The big glowing, cratered ball is nowhere to be found covered in low hanging clouds, which spread the glow across the landscape. Tired paws plod ahead, stabbing into the desert’s dust. Breathing air deep into its lungs, the coyote lets out a series of yips that cut the darkness like a knife.  


“Where have you gone off to?”


“Give me a howl back, so I know where to go.”


“I’ll come right to you, if only you’ll howl.”


“Let it out.”


“Come on now.”


“Give me a good howl back. Like old times.”


“Tell me which way to go.”


The edge of the flanking mesas run off down towards him in the arid valley. His lonely valley. He darts his head left and right, searching for a pack or another stray or any other indicator of life. Hell, even the unseen wind.


Cast from above, a shadow passes over and through him. And then, another and another. Other opportunistic hunters, but of the flying variety -- big black buzzards.


“I see you up there. What are you hunting?”


“Maybe you’ll lead me to something to eat? Will you share?”

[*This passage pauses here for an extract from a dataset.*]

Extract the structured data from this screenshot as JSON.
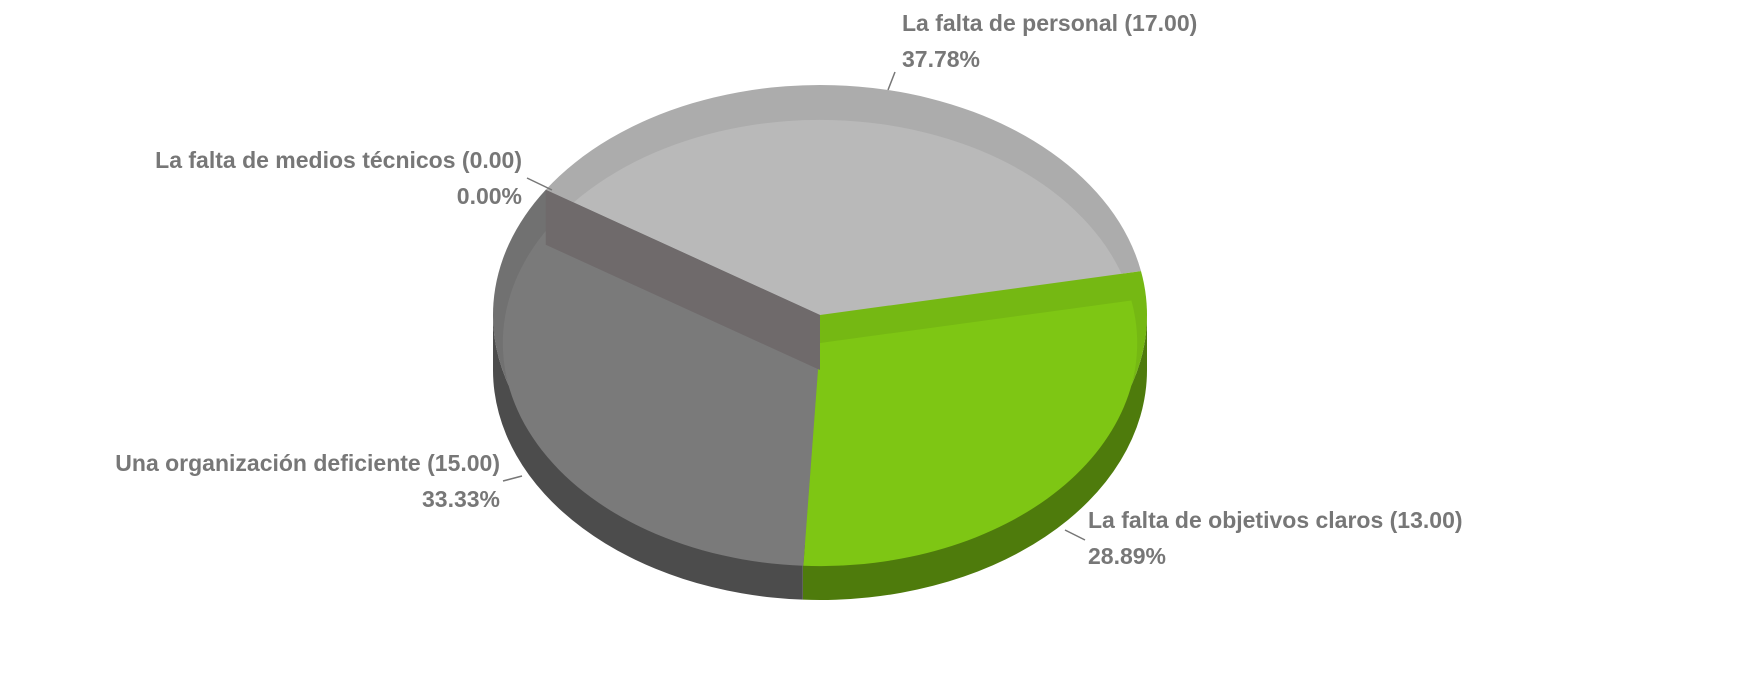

“Yes, eat. Sustenance. Food. That’s what I need. Maybe a delicious rabbit?”


Company, at last.


“It’s good to not be alone.”


Like-minded company. The kind to share a meal with. The ones that look out for you, care for you, share a meal with you. The ones that keep you warm at night. The ones that hunt with you.


“You are friends, right?


“Have you seen my friends?”


“Can you show me where to go?”


“Wait a minute.”


“Why are you circling me?”


“What are you looking at?”


“Are you waiting for something?”


“Are you hunting me? Just waiting for me to keel over and call it quits?”


“I’m hunting too. One day, I’ll find--”




A familiar yip, a howl, bounces across the desert, stopping the coyote in its tracks, and sending the buzzards away into the night.